Contingencies. Such a nice, clean word for what happens if the elders decide I’m a problem that needs solving.
We turn toward the river, away from the pack house. I frown. “This is not the way home.”
“Corren wants the border checked,” he says. “Quietly. After last time, he doesn’t trust Vaelor to keep his wolves leashed.”
“And I’m… what? Emotional support?”
“Witness,” Jarek corrects. “If something happens, better you see it than hear about it twisted.”
My wolf perks up, sudden and sharp. The hum under my skin tilts toward hungry.
“Bad idea,” I mutter.
“Probably,” he agrees. “You coming?”
I should say no. I should go home, lock my door, eat my mother’s stew and pretend the world doesn’t tilt under my feet.
Instead, I nod.
The river cuts the city from the industrial fringe, a black ribbon reflecting scattered lights. Beyond the warehouses, the land rises into low, dark hills and then trees—shadow stacked on shadow, waiting.
We walk the cracked path along the bank until the air changes. It’s subtle if you’re human. Not if you’re us. A drop in temperature. A thickening of scent.
The border.
Jarek lifts his chin, nostrils flaring. “Smell that?”
Pine. Wet soil. Wolf. Not city. Not ours.
“They’re close,” I say.
“Closer than they should be.” His jaw tightens. “Stay behind me.”
“Sure,” I mutter. “That worked great last time.”
He gives me a look that would make a lesser wolf roll over. I hold his gaze for a beat, then sigh and fall half a step back. Compromise.
We move into the scrub, shoes crunching on broken glass and gravel until the concrete gives way to dirt. The river noise fades, replaced by the steady rustle of wind in unseen leaves. My wolf surges, pressing against my bones with a low, eager whine.
Then I hear it: a howl, far off, threading through the dark like silver wire. Not a warning. Not a hunt call. Something else.
It hits me in the chest.
My knees almost go out. Heat races up my spine, my heart slamming against my ribs in a rhythm that isn’t mine. The sound pulls at something buried so deep I didn’t know it had a name.
Vaelor.
Jarek’s head snaps toward the trees. “Shit.”
Another answer rises from the city side, lower, colder, shaped more like a command than a call.
Corren.
Two notes, two gravities, and I am the point where they collide. My wolf lunges toward both at once, tearing me in half. I clutch at the nearest low branch, nails biting into damp bark.
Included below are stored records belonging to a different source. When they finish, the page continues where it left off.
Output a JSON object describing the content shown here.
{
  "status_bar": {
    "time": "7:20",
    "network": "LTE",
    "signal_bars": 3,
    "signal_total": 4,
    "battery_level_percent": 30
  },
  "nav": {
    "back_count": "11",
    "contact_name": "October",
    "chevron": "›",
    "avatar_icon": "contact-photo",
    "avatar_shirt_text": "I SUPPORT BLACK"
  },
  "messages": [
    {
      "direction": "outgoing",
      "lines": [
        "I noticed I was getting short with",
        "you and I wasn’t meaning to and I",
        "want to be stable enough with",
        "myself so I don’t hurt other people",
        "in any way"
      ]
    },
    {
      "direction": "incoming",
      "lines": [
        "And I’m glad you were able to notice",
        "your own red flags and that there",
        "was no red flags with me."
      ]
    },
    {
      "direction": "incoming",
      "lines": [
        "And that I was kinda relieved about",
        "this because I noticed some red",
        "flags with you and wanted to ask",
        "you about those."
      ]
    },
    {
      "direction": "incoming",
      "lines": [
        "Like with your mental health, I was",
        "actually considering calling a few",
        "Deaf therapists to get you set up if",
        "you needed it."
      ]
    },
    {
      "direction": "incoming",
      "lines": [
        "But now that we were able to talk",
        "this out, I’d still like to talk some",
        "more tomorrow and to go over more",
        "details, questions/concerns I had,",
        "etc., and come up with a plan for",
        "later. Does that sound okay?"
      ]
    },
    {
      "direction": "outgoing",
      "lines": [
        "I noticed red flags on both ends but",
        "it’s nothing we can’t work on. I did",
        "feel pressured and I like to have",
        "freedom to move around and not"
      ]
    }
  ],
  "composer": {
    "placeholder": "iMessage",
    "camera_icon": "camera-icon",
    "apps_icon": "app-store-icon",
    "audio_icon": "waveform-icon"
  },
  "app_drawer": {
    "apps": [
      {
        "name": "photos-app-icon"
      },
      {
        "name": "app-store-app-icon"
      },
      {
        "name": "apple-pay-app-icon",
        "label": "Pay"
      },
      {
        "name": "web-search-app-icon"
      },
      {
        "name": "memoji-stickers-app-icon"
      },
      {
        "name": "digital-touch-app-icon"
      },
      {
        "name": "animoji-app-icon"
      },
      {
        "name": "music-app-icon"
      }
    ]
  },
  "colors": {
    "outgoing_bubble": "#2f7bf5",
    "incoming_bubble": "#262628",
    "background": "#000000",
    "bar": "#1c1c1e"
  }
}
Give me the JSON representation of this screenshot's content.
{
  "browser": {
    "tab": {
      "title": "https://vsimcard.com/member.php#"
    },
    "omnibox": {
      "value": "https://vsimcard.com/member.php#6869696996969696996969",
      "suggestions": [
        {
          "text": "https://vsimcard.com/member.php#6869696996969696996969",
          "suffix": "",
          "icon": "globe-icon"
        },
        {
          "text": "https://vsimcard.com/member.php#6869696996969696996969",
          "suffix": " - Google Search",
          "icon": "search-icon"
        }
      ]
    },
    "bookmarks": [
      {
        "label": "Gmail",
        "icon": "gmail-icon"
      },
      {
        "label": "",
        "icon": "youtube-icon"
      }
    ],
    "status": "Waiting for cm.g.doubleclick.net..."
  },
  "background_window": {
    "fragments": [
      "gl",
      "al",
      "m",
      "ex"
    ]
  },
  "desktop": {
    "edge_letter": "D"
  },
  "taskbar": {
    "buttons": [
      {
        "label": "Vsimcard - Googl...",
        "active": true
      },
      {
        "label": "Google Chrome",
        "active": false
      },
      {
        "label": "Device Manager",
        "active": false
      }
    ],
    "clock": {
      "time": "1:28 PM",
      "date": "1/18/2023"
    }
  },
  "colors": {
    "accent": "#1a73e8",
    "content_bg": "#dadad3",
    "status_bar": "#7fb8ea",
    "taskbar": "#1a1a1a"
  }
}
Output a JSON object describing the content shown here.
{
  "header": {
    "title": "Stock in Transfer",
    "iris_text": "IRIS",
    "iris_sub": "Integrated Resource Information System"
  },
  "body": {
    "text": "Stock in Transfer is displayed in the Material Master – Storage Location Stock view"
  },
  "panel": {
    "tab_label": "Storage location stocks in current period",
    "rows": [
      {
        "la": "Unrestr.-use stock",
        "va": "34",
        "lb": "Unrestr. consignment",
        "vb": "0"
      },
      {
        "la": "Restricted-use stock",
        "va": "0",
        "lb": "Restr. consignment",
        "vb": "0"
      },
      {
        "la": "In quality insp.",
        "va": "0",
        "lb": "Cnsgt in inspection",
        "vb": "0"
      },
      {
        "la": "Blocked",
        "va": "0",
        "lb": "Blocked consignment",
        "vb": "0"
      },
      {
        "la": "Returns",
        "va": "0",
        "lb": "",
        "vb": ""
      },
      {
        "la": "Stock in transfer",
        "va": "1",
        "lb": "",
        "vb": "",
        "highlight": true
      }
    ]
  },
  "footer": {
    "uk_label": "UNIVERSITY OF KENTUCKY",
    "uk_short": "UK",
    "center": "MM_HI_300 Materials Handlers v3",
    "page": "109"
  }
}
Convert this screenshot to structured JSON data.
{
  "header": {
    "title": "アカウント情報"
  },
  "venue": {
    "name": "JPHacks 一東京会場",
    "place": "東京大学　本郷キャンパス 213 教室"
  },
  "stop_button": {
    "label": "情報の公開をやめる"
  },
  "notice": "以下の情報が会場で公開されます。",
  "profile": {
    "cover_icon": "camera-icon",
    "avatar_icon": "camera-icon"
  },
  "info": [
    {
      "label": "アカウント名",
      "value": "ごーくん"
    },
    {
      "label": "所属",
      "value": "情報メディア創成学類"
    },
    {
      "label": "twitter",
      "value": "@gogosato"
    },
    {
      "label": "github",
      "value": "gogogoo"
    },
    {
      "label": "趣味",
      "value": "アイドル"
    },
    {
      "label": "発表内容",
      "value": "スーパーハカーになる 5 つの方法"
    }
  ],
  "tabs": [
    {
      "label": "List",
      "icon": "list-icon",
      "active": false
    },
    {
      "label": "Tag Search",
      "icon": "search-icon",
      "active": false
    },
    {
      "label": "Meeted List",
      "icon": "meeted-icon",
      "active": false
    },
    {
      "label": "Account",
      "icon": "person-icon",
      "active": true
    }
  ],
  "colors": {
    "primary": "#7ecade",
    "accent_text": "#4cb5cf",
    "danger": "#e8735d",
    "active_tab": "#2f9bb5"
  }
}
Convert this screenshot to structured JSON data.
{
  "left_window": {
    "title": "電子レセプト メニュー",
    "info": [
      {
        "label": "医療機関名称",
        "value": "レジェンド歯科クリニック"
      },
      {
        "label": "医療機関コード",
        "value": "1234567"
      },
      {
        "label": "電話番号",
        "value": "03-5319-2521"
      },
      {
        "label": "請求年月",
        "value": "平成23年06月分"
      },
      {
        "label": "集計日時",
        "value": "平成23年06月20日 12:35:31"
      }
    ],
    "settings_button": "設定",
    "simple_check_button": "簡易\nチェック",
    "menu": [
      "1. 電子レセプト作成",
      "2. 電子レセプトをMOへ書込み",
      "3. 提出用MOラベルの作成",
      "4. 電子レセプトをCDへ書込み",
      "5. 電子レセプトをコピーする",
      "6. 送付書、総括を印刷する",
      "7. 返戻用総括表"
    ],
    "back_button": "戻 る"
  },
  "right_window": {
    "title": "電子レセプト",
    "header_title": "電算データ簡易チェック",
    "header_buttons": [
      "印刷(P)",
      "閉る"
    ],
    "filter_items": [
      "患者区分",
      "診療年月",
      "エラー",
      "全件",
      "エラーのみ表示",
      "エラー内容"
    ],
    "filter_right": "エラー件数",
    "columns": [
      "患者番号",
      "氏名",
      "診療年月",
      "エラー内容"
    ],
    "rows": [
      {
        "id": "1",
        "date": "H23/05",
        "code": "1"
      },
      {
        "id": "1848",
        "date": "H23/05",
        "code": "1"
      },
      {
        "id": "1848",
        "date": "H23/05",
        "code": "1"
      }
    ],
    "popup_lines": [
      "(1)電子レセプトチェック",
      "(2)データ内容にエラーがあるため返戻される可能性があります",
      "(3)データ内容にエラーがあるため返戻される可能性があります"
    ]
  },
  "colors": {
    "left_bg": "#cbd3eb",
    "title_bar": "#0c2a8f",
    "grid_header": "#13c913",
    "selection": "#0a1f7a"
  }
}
“Seryn?” Jarek’s hand closes around my arm, steady and hot. “Breathe.”
“I am,” I gasp. “That’s the problem.”
The howls fade, leaving vibrating silence. I’m left shaking, breath coming fast, eyes burning. The world sharpens—every scent, every sound, too much.
“I can’t…” I choke, hating the thinness of my own voice. “I can’t keep doing this. Being pulled apart every time they breathe.”
Jarek doesn’t say it’ll be fine. He just tightens his grip, grounding.
“Then we change the rules,” he says quietly. “Or we break them. But we do it with our eyes open, Seryn. Not by stumbling into the dark alone.”
The trees loom ahead, thick and waiting. The city hums behind us, bright and blind.
For twenty‑four years, the border was a line I pretended I could straddle forever.
Now it’s a knife, and I’m the one it’s cutting.